But any hopeful observers will be disappointed to know that the new satellites won’t be visible in the UK. Instead, the Find Starlink website has a list of times the whole constellation can be seen from the comfort of your own home, including tonight at 12.30am and 4.04am. The new launches take the total number of Starlink’s in orbit to 482.
Elon Musk, founder of SpaceX, has said that there needs to be at least 400 satellites in orbit to start introducing minimal internet coverage.
To get to moderate coverage, Elon said there needs to be 800.
The firm aims to have more than 1,000 satellites in orbit by the end of the year and has also been approved by the FCC to launch over 12,000 in total.
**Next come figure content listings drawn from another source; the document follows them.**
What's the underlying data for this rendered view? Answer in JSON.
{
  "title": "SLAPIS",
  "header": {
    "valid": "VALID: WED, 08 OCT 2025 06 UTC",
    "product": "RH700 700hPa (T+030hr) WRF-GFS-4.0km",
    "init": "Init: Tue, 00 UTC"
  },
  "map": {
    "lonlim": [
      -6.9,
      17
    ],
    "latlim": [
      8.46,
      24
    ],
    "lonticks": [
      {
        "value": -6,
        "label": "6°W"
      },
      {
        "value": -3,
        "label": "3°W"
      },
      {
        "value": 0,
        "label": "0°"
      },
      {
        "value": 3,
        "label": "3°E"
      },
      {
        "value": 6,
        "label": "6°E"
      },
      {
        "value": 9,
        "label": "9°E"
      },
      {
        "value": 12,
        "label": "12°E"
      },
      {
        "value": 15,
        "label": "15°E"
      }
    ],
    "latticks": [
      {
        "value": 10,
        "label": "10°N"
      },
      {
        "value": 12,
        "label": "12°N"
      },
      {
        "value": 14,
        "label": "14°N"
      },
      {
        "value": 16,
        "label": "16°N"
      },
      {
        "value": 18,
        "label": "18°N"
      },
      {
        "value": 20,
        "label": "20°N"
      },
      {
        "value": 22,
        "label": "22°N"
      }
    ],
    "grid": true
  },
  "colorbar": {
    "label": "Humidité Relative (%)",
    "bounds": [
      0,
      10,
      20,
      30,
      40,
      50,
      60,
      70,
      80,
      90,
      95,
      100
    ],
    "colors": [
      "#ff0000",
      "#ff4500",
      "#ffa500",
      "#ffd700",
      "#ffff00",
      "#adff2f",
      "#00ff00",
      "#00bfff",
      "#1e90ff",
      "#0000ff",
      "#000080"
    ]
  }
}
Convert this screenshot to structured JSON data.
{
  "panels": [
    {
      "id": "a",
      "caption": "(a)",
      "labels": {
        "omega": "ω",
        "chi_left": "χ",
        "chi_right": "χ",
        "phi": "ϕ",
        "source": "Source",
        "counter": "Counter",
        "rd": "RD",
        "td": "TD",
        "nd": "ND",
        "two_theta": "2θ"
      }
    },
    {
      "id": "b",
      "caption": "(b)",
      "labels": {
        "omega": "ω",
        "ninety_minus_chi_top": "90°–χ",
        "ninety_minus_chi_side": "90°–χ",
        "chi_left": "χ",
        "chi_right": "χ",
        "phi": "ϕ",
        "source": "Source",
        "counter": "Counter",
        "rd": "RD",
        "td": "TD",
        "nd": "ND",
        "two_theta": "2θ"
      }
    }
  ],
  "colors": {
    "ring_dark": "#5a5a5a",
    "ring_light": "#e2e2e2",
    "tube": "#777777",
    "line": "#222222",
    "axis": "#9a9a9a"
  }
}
Collectively they will form a constellation of thousands of satellites, designed to provide low-cost broadband internet service from low-Earth orbit.
Despite the excitement over the new technology, scientists and stargazers have voiced frustrations that the devices are hindering their ability to see the night sky.
The orbiting satellites can also interfere with the workings of ground-based radio telescopes that experts use to see distant phenomena.
Imperial College London astrophysicist Dave Clements previously told the BBC that future “mega-constellations” of satellites could obscure images for astronomers.
He said: “The night sky is a commons – and what we have here is a tragedy of the commons.”
Musk has tried to address these concerns with newer models, and has previously said some of the new satellites will feature special ‘visors’ that dim the device’s brightness.
Called VisorSat, the new addition is said to keep the antennae on the satellites in the shade and prevents sunlight from reflecting off them by forming a barrier over the devices, making them less visible from the ground.
Musk said of the tech in April: “We have a radio-transparent foam that will deploy nearly upon the satellite being released, and it blocks the sun from reaching the antennas.”
Musk said the brightness of the existing constellation is due to the angle of the solar panels as the satellites rise to orbit altitude, which results in more sunlight than usual being reflected, making the satellites look similar to stars.
Musk is also adjusting the angle of the solar panels on the 422 satellites already in orbit.
SpaceX will stream tonight’s satellite launch live on its YouTube channel.
The launch of the next 60 satellites tonight was delayed due to Saturday’s historic launch of two NASA astronauts onboard SpaceX’s Falcon 9 rocket, marking the first private company space mission.
It was also previously delayed from its original launch in May due to a tropical depression forming on the southeast coast of the US.